With increase in sales, improved operational efficiency and effective control over costs, EBIDTA in Q4 will be protected in spite of increase in commodity prices as well as customs duty.

The rise in commodity costs will be passed on to the customers effective April 2018 which will ensure increasing trend in EBIDTA during the next year.

Its balance sheet and cash flow have significantly improved, because of redemption of entire preference shares investment of Rs 42.65 crore.

In FY 2018 OEM sales growth will be driven by improved outlook regarding growth of Indian economy and strong demand for MHCV.

Mining segment, infrastructure, road construction, housing will drive further growth in FY 2019.

Restrictions on overloading as well as much awaited policy on scrapping of old vehicles will further boost demand for MHCV.

The company hopes of acceleration in sale of clutches to farm equipment segment (Tractors) from FY19 onwards.

It expects to receive approvals from 4/5 OE customers in next couple of months in the farm equipment segment. These orders will further improve the volumes. This could add around Rs 150 crore to sales.

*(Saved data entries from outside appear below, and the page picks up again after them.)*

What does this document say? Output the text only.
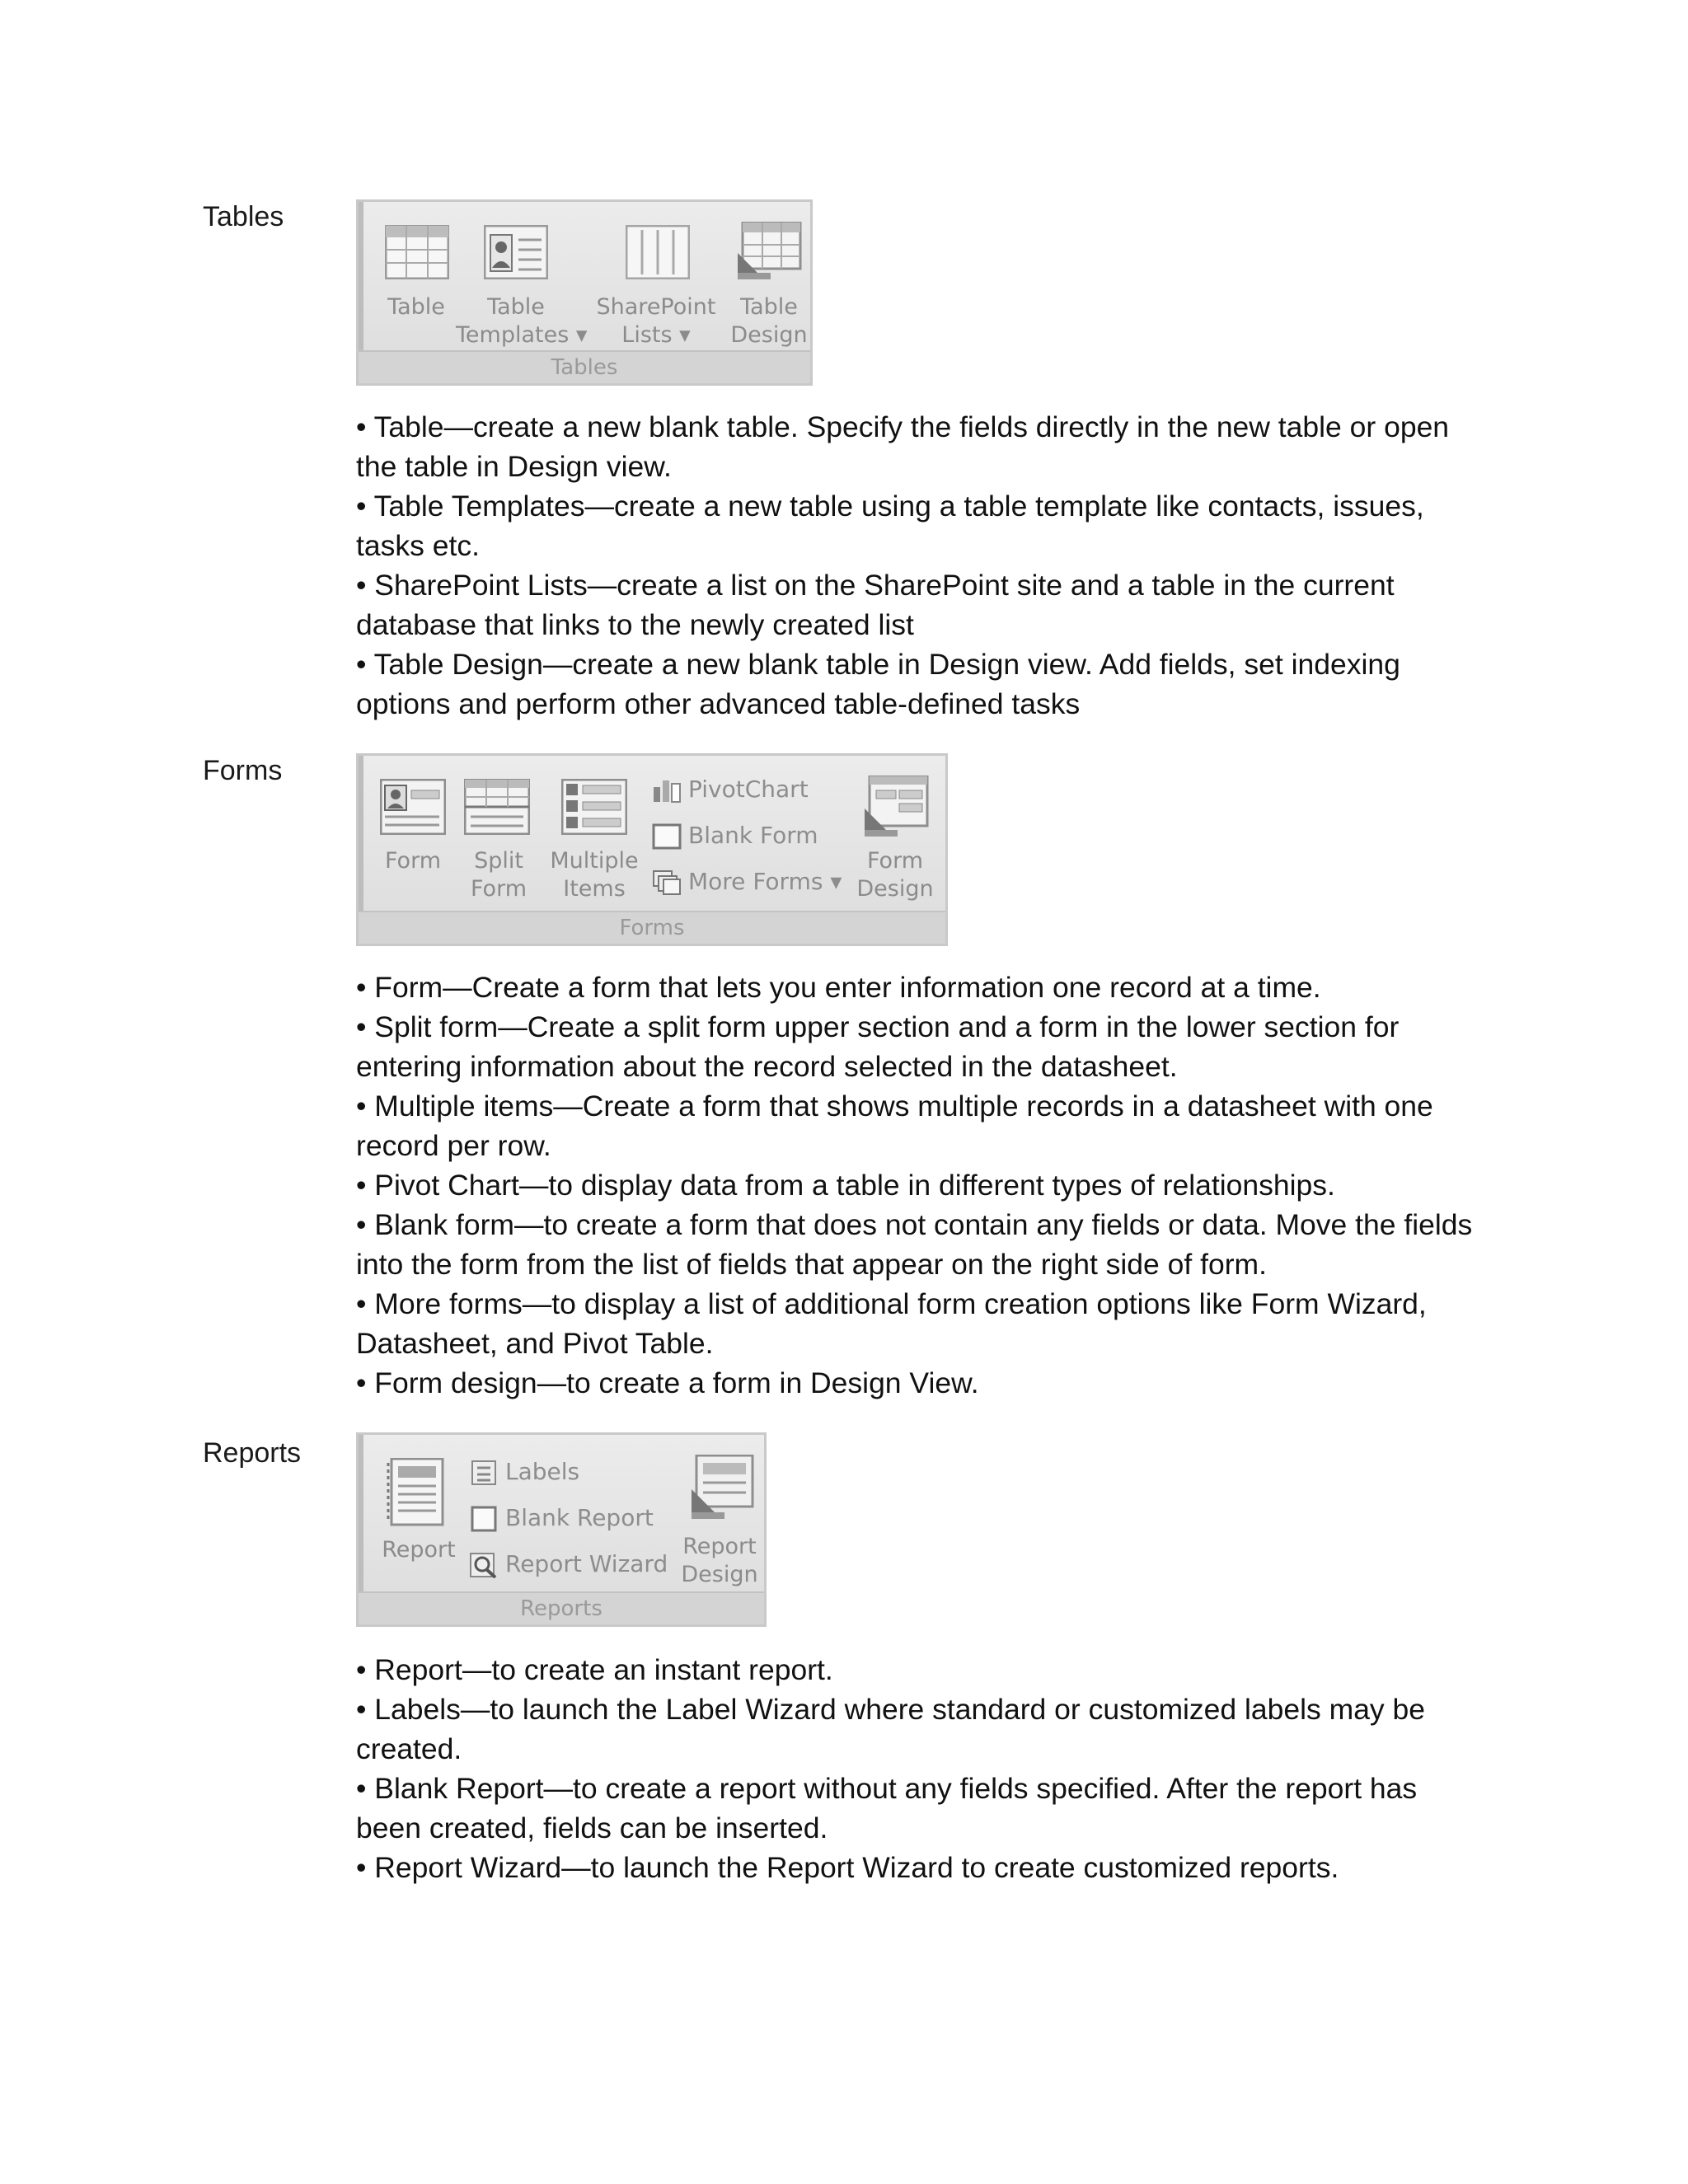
Tables
Table	Table
Templates ▾
SharePoint
Lists ▾
Table
Design
Tables

• Table—create a new blank table. Specify the fields directly in the new table or open the table in Design view.

• Table Templates—create a new table using a table template like contacts, issues, tasks etc.

• SharePoint Lists—create a list on the SharePoint site and a table in the current database that links to the newly created list

• Table Design—create a new blank table in Design view. Add fields, set indexing options and perform other advanced table-defined tasks

Forms
Form	Split
Form
Multiple
Items
PivotChart
Blank Form
More Forms ▾
Form
Design
Forms

• Form—Create a form that lets you enter information one record at a time.

• Split form—Create a split form upper section and a form in the lower section for entering information about the record selected in the datasheet.

• Multiple items—Create a form that shows multiple records in a datasheet with one record per row.

• Pivot Chart—to display data from a table in different types of relationships.

• Blank form—to create a form that does not contain any fields or data. Move the fields into the form from the list of fields that appear on the right side of form.

• More forms—to display a list of additional form creation options like Form Wizard, Datasheet, and Pivot Table.

• Form design—to create a form in Design View.

Reports
Report
Labels
Blank Report
Report Wizard
Report
Design
Reports

• Report—to create an instant report.

• Labels—to launch the Label Wizard where standard or customized labels may be created.

• Blank Report—to create a report without any fields specified. After the report has been created, fields can be inserted.

• Report Wizard—to launch the Report Wizard to create customized reports.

In FY 2019, international business will see significant acceleration in sale of clutches developed over last few years in North American market.

The company's development and marketing efforts in Middle East, Africa and South East Asia will expand its market through consolidation and deeper penetration

Driven by better utilization of capacity, improved operating efficiency due to Lava Cast Pvt. Ltd., cost optimization and better working capital management, will significantly improve EBIDTA margin in FY 2019.

The management is confident that the company is well poised to achieve consolidated sales of Rs 1000 crore by FY 2020.

Working capacity requirement is around Rs 120 crore and the company will try to tighten it.